Protected area in South Australia

Monarto Woodlands Conservation Park is a protected area in the Australian state of South Australia in the gazetted localities of Monarto South and White Hill west of Murray Bridge.

It was proclaimed under the National Parks and Wildlife Act 1972 on 22 September 2016 along with the preservation of any “existing and future rights of entry, prospecting, exploration or mining” on ten parcels of adjoining land in the cadastral unit of the hundreds of Mobilong and Monarto. As of September 2016, it covered an area of 4.26 km2.
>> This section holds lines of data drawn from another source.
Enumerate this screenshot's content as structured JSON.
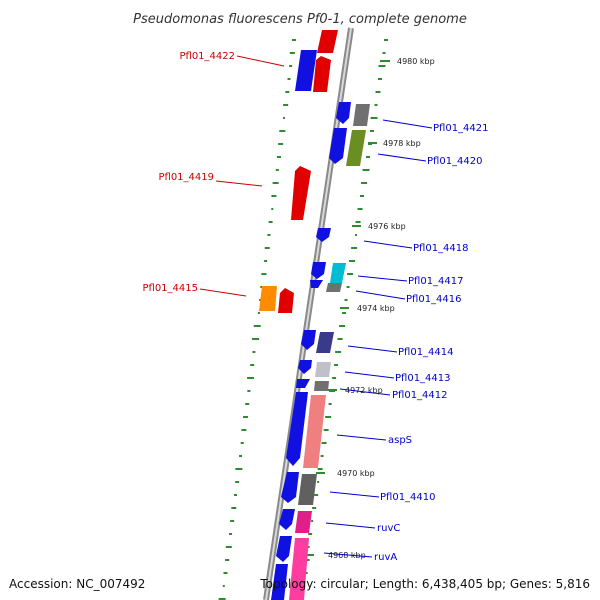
{
  "title": "Pseudomonas fluorescens Pf0-1, complete genome",
  "footer": {
    "accession": "Accession: NC_007492",
    "summary": "Topology: circular; Length: 6,438,405 bp; Genes: 5,816"
  },
  "colors": {
    "forward_label": "#cc0000",
    "reverse_label": "#0000cc",
    "backbone": "#999999",
    "gc_ticks": "#2e8b2e"
  },
  "scale_labels": [
    "4980 kbp",
    "4978 kbp",
    "4976 kbp",
    "4974 kbp",
    "4972 kbp",
    "4970 kbp",
    "4968 kbp"
  ],
  "gene_labels": [
    {
      "text": "Pfl01_4422",
      "strand": "forward"
    },
    {
      "text": "Pfl01_4421",
      "strand": "reverse"
    },
    {
      "text": "Pfl01_4420",
      "strand": "reverse"
    },
    {
      "text": "Pfl01_4419",
      "strand": "forward"
    },
    {
      "text": "Pfl01_4418",
      "strand": "reverse"
    },
    {
      "text": "Pfl01_4417",
      "strand": "reverse"
    },
    {
      "text": "Pfl01_4416",
      "strand": "reverse"
    },
    {
      "text": "Pfl01_4415",
      "strand": "forward"
    },
    {
      "text": "Pfl01_4414",
      "strand": "reverse"
    },
    {
      "text": "Pfl01_4413",
      "strand": "reverse"
    },
    {
      "text": "Pfl01_4412",
      "strand": "reverse"
    },
    {
      "text": "aspS",
      "strand": "reverse"
    },
    {
      "text": "Pfl01_4410",
      "strand": "reverse"
    },
    {
      "text": "ruvC",
      "strand": "reverse"
    },
    {
      "text": "ruvA",
      "strand": "reverse"
    }
  ]
}
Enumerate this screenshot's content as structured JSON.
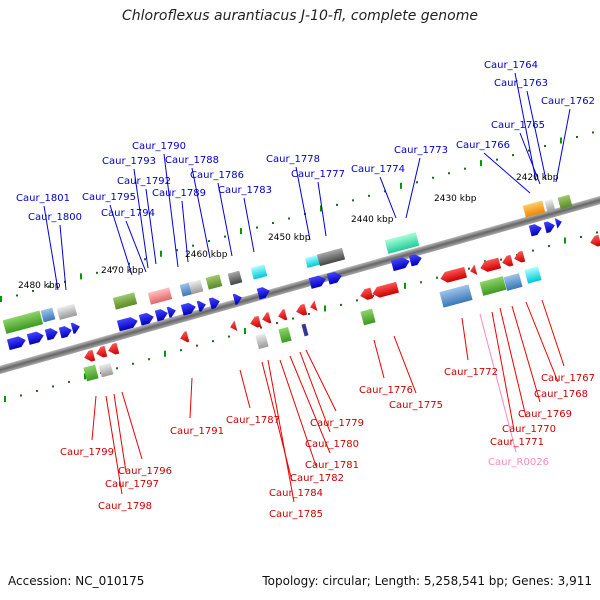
{
  "title": "Chloroflexus aurantiacus J-10-fl, complete genome",
  "accession": "Accession: NC_010175",
  "summary": "Topology: circular; Length: 5,258,541 bp; Genes: 3,911",
  "colors": {
    "forward_gene": "#0000dd",
    "reverse_gene": "#ee0000",
    "forward_label": "#0000cc",
    "reverse_label": "#cc0000",
    "rna_label": "#ff88bb",
    "backbone": "#888888",
    "scale_text": "#000000",
    "green_tick": "#009900"
  },
  "scale_labels": [
    {
      "text": "2480 kbp"
    },
    {
      "text": "2470 kbp"
    },
    {
      "text": "2460 kbp"
    },
    {
      "text": "2450 kbp"
    },
    {
      "text": "2440 kbp"
    },
    {
      "text": "2430 kbp"
    },
    {
      "text": "2420 kbp"
    }
  ],
  "forward_labels": [
    {
      "text": "Caur_1801"
    },
    {
      "text": "Caur_1800"
    },
    {
      "text": "Caur_1795"
    },
    {
      "text": "Caur_1794"
    },
    {
      "text": "Caur_1793"
    },
    {
      "text": "Caur_1792"
    },
    {
      "text": "Caur_1790"
    },
    {
      "text": "Caur_1789"
    },
    {
      "text": "Caur_1788"
    },
    {
      "text": "Caur_1786"
    },
    {
      "text": "Caur_1783"
    },
    {
      "text": "Caur_1778"
    },
    {
      "text": "Caur_1777"
    },
    {
      "text": "Caur_1774"
    },
    {
      "text": "Caur_1773"
    },
    {
      "text": "Caur_1766"
    },
    {
      "text": "Caur_1765"
    },
    {
      "text": "Caur_1764"
    },
    {
      "text": "Caur_1763"
    },
    {
      "text": "Caur_1762"
    }
  ],
  "reverse_labels": [
    {
      "text": "Caur_1799"
    },
    {
      "text": "Caur_1796"
    },
    {
      "text": "Caur_1797"
    },
    {
      "text": "Caur_1798"
    },
    {
      "text": "Caur_1791"
    },
    {
      "text": "Caur_1787"
    },
    {
      "text": "Caur_1784"
    },
    {
      "text": "Caur_1785"
    },
    {
      "text": "Caur_1782"
    },
    {
      "text": "Caur_1781"
    },
    {
      "text": "Caur_1780"
    },
    {
      "text": "Caur_1779"
    },
    {
      "text": "Caur_1776"
    },
    {
      "text": "Caur_1775"
    },
    {
      "text": "Caur_1772"
    },
    {
      "text": "Caur_1767"
    },
    {
      "text": "Caur_1768"
    },
    {
      "text": "Caur_1769"
    },
    {
      "text": "Caur_1770"
    },
    {
      "text": "Caur_1771"
    }
  ],
  "rna_labels": [
    {
      "text": "Caur_R0026"
    }
  ]
}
An announcement made on 22 September 2016 by Ian Hunter, the Minister for Sustainability, Environment & Conservation in the South Australian government described both the conservation park and the nearby Kinchina Conservation Park as follows:The two new parks at Monarto support high levels of biodiversity, in part created by the now- mature plantings associated with the proposed development of a satellite city at Monarto in the 1970s. Protection of these areas is consistent with the Government’s Conserving Nature 2012-2020 strategy to conserve a range of ecosystems.The Monarto Woodlands Conservation Park extends about 15 kilometres along the South Eastern Freeway from the edge of Murray Bridge west to near Callington, and provides important habitat for more than 60 bird species, five of which are of State conservation significance.

The conservation park is classified as an IUCN Category VI protected area.